Gods and Monsters - Rossi & Rossi
Preview by Lizzie Guilfoyle
AN EXHIBITION of photographs by Caroline Chiu, Gods and Monsters: Portraits of the Nyingjei Lam Collection, will be on display at Rossi & Rossi from Thursday, October 30 to Friday, November 28, 2008.
Staged to coincide with Asian Art in London (October 30 to November 8), the exhibition will include some twenty unique images of exceptional Himalayan sculpture from the well-known Nyingjei Lam Collection. Chiu aims to convey the power and the mystery of these outstanding objects through her highly individual method of working with the world’s second largest camera.
Nyingjei Lam in the Tibetan language means ‘The Path of Compassion’ and this is one of the greatest collections of Himalayan art in private hands in the world. It includes rare and important Indian and Nepalese bronze sculptures of the 7th to the 12th centuries as well as many remarkable images from Tibet dating from the 10th to the 17th centuries.
Among these are figures in copper, gilt bronze, silver and other materials depicting the Buddha, Bodhisattvas (future Buddhas) and esoteric Tantric deities, as well as an outstanding group of portrait images of saints and lamas. Anna Maria Rossi and her son Fabio were closely involved with the formation of the collection over a period of some twenty years.
The collection was on loan for ten years to the Ashmolean Museum, Oxford, where it was exhibited for the first time in 1999, accompanied by a major illustrated catalogue by Jane Casey Singer and David Weldon, published by Calmann & King. It is now on long-term loan to the Rubin Museum of Art, New York, home to a comprehensive collection of art from the Himalayas and surrounding regions.
For Chiu to have had access to such a collection was a great privilege that would be comparable to having access to the greatest sculptures by Michelangelo, Cellini or Bernini. This exceptional collaboration between museum and artist has resulted in a series of masterpieces of photography.
Chiu uses an old-fashioned Polaroid camera, weighing about 500 lbs, with a negative size of 20 × 24 inches. One of only three such cameras in existence, this model has been used by such artists as Andy Warhol. The 20 × 24 Polaroid camera allows her to photograph the images at extreme magnification so that the results are as close to visual perfection as possible. The small objects are blown up to as much as 100 times their normal size, revealing details imperceptible to the naked eye, so taking on an almost abstract quality.
Working with such a large camera is time-consuming and presents many challenges, with no second chances or room for mistakes with the lighting and full frame compositions but, as Caroline says: “Such a rare process suits the subject matter. The resulting images are precious in themselves, echoing the feeling of the objects.”
Caroline goes on to explain: “I am not seeking an ‘objective’ view of the exceptional items I photograph, but to reveal their mystery and ‘dark beauty’. … To reveal this ‘dark beauty’, I use a chocolate film made up of a colour positive and a black and white negative. This gives the images a dense richness and intense dark brown colouring.”

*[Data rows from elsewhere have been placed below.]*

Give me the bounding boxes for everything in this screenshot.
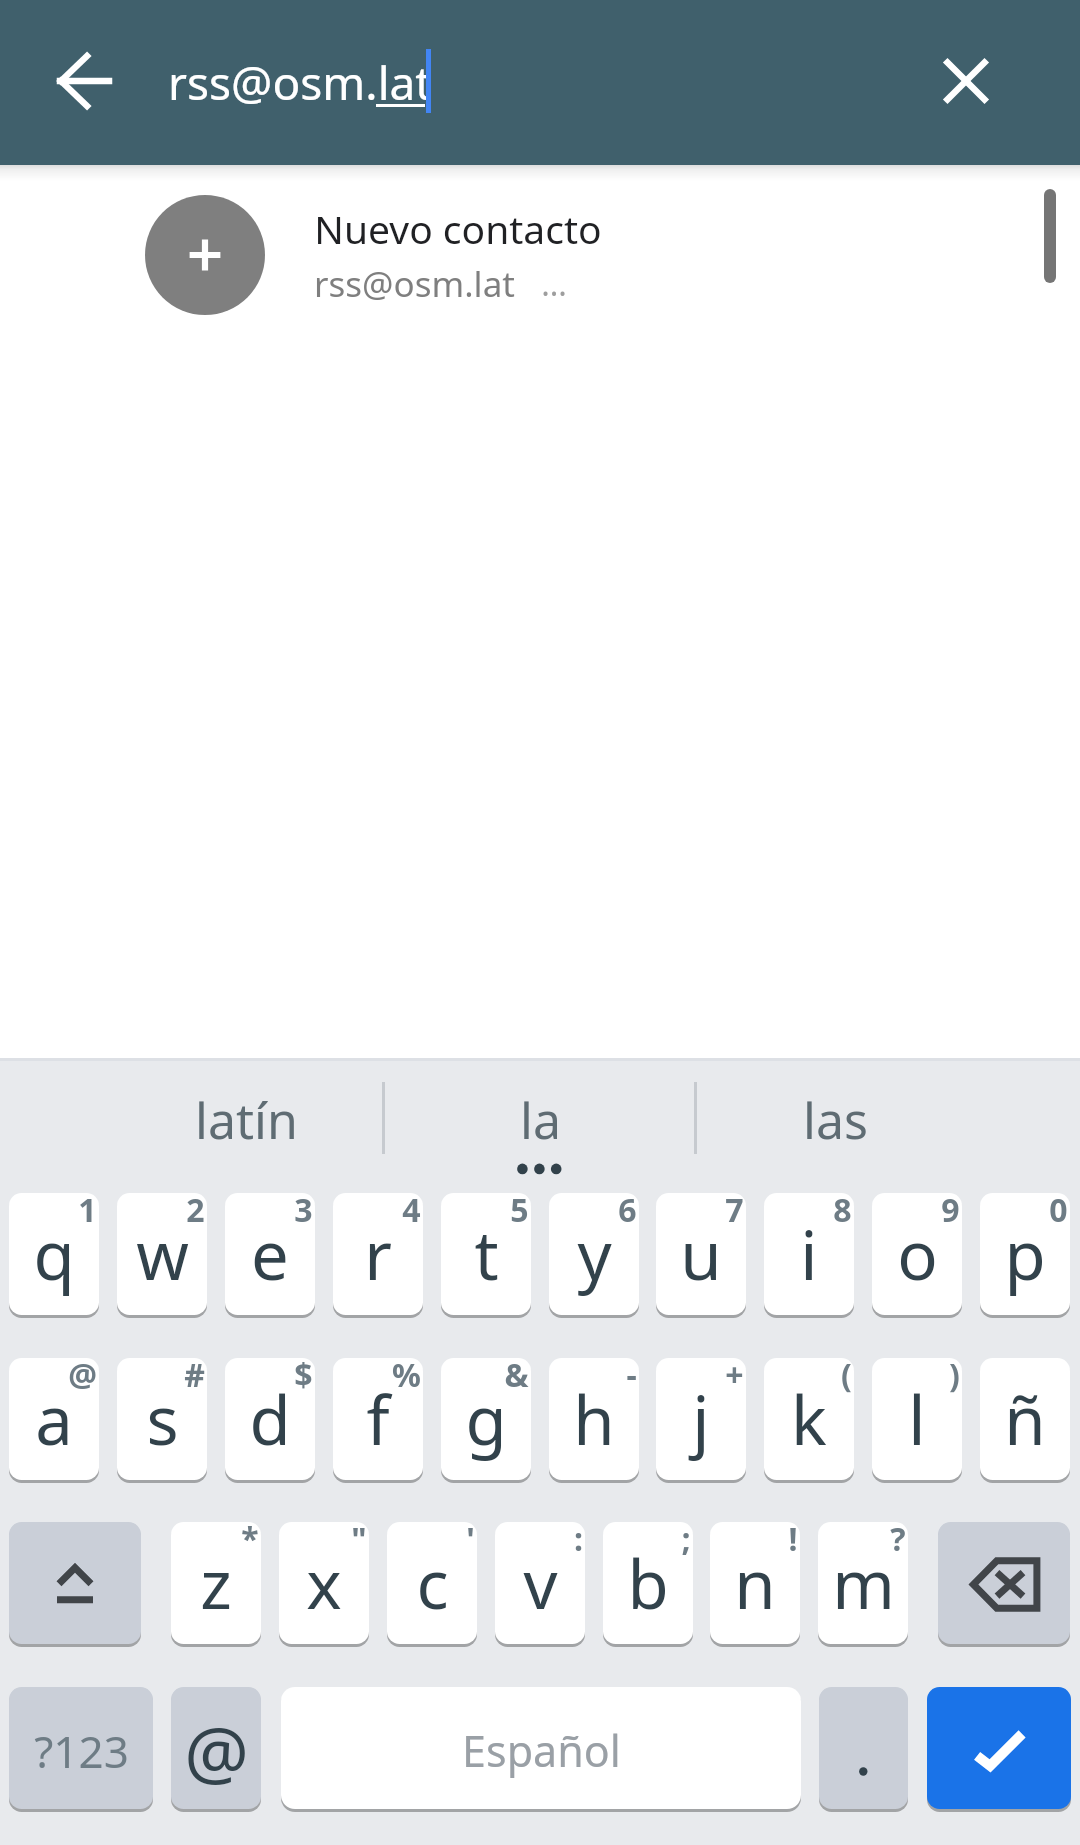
staticText: l <box>908 1373 926 1464</box>
staticText: 3 <box>294 1193 313 1232</box>
staticText: ... <box>541 262 567 306</box>
button[interactable]: c <box>387 1522 477 1644</box>
staticText: " <box>351 1522 367 1561</box>
staticText: # <box>184 1358 205 1397</box>
staticText: m <box>832 1537 895 1628</box>
button[interactable]: Enter <box>927 1687 1071 1809</box>
button[interactable]: y <box>549 1193 639 1315</box>
staticText: w <box>136 1208 189 1299</box>
staticText: @ <box>68 1358 97 1397</box>
button[interactable]: g <box>441 1358 531 1480</box>
staticText: 1 <box>78 1193 97 1232</box>
staticText: & <box>504 1358 529 1397</box>
button[interactable]: k <box>764 1358 854 1480</box>
button[interactable]: Español <box>281 1687 801 1809</box>
button[interactable]: la <box>394 1065 686 1175</box>
button[interactable]: r <box>333 1193 423 1315</box>
staticText: latín <box>195 1086 298 1154</box>
staticText: o <box>897 1208 938 1299</box>
staticText: u <box>680 1208 722 1299</box>
staticText: e <box>251 1208 289 1299</box>
button[interactable]: Back <box>36 33 132 129</box>
staticText: s <box>146 1373 179 1464</box>
staticText: 7 <box>725 1193 744 1232</box>
staticText: z <box>200 1537 232 1628</box>
staticText: + <box>725 1358 744 1397</box>
staticText: i <box>800 1208 818 1299</box>
button[interactable]: Clear text <box>918 33 1014 129</box>
button[interactable]: e <box>225 1193 315 1315</box>
button[interactable]: j <box>656 1358 746 1480</box>
staticText: 5 <box>510 1193 529 1232</box>
staticText: n <box>734 1537 776 1628</box>
staticText: k <box>791 1373 827 1464</box>
button[interactable]: a <box>9 1358 99 1480</box>
staticText: g <box>465 1373 507 1464</box>
staticText: 0 <box>1049 1193 1068 1232</box>
button[interactable]: b <box>603 1522 693 1644</box>
button[interactable]: h <box>549 1358 639 1480</box>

Polaroid is no longer producing this precious film which she finds ideal for the evocative effect that allows the objects to emerge poetically from a mysterious sepia darkness. The characteristics of the film also contribute to the distinctive patina and texture of each image and the process which produces one unique and un-reproducible image is akin to painting and a refreshing reaction to today’s digital world of retouching, re-editing, and mass media.
Chiu was born and raised in Hong Kong, and studied in America – at Tufts University and New York University as well as photography workshops at Rockport College in Maine. Her work has been exhibited in Europe, Hong Kong, and America. Since 2001, she has been working on a long-term project called The Chinese wunderkammer which recreates the European precursor of the museum, the ‘wonder rooms’ full of far-flung curiosities from around the world. For this project she assembles and photographs a wide range of Chinese and Asian cultural artefacts.
There will be a fully illustrated catalogue to accompany the exhibition with an introduction by David Pritzker. Price £20.
Times: Monday to Friday from 10am to 5.30pm, Saturday from 11am to 4pm. During Asian Art in London: Sunday, November 2 from 12 noon to 5pm, Mayfair late-night opening on Monday, November 3 until 9pm.
Price range: £4,000 to £10,000.
Rossi & Rossi Ltd, 16 Clifford Street, London, W1S 3RG.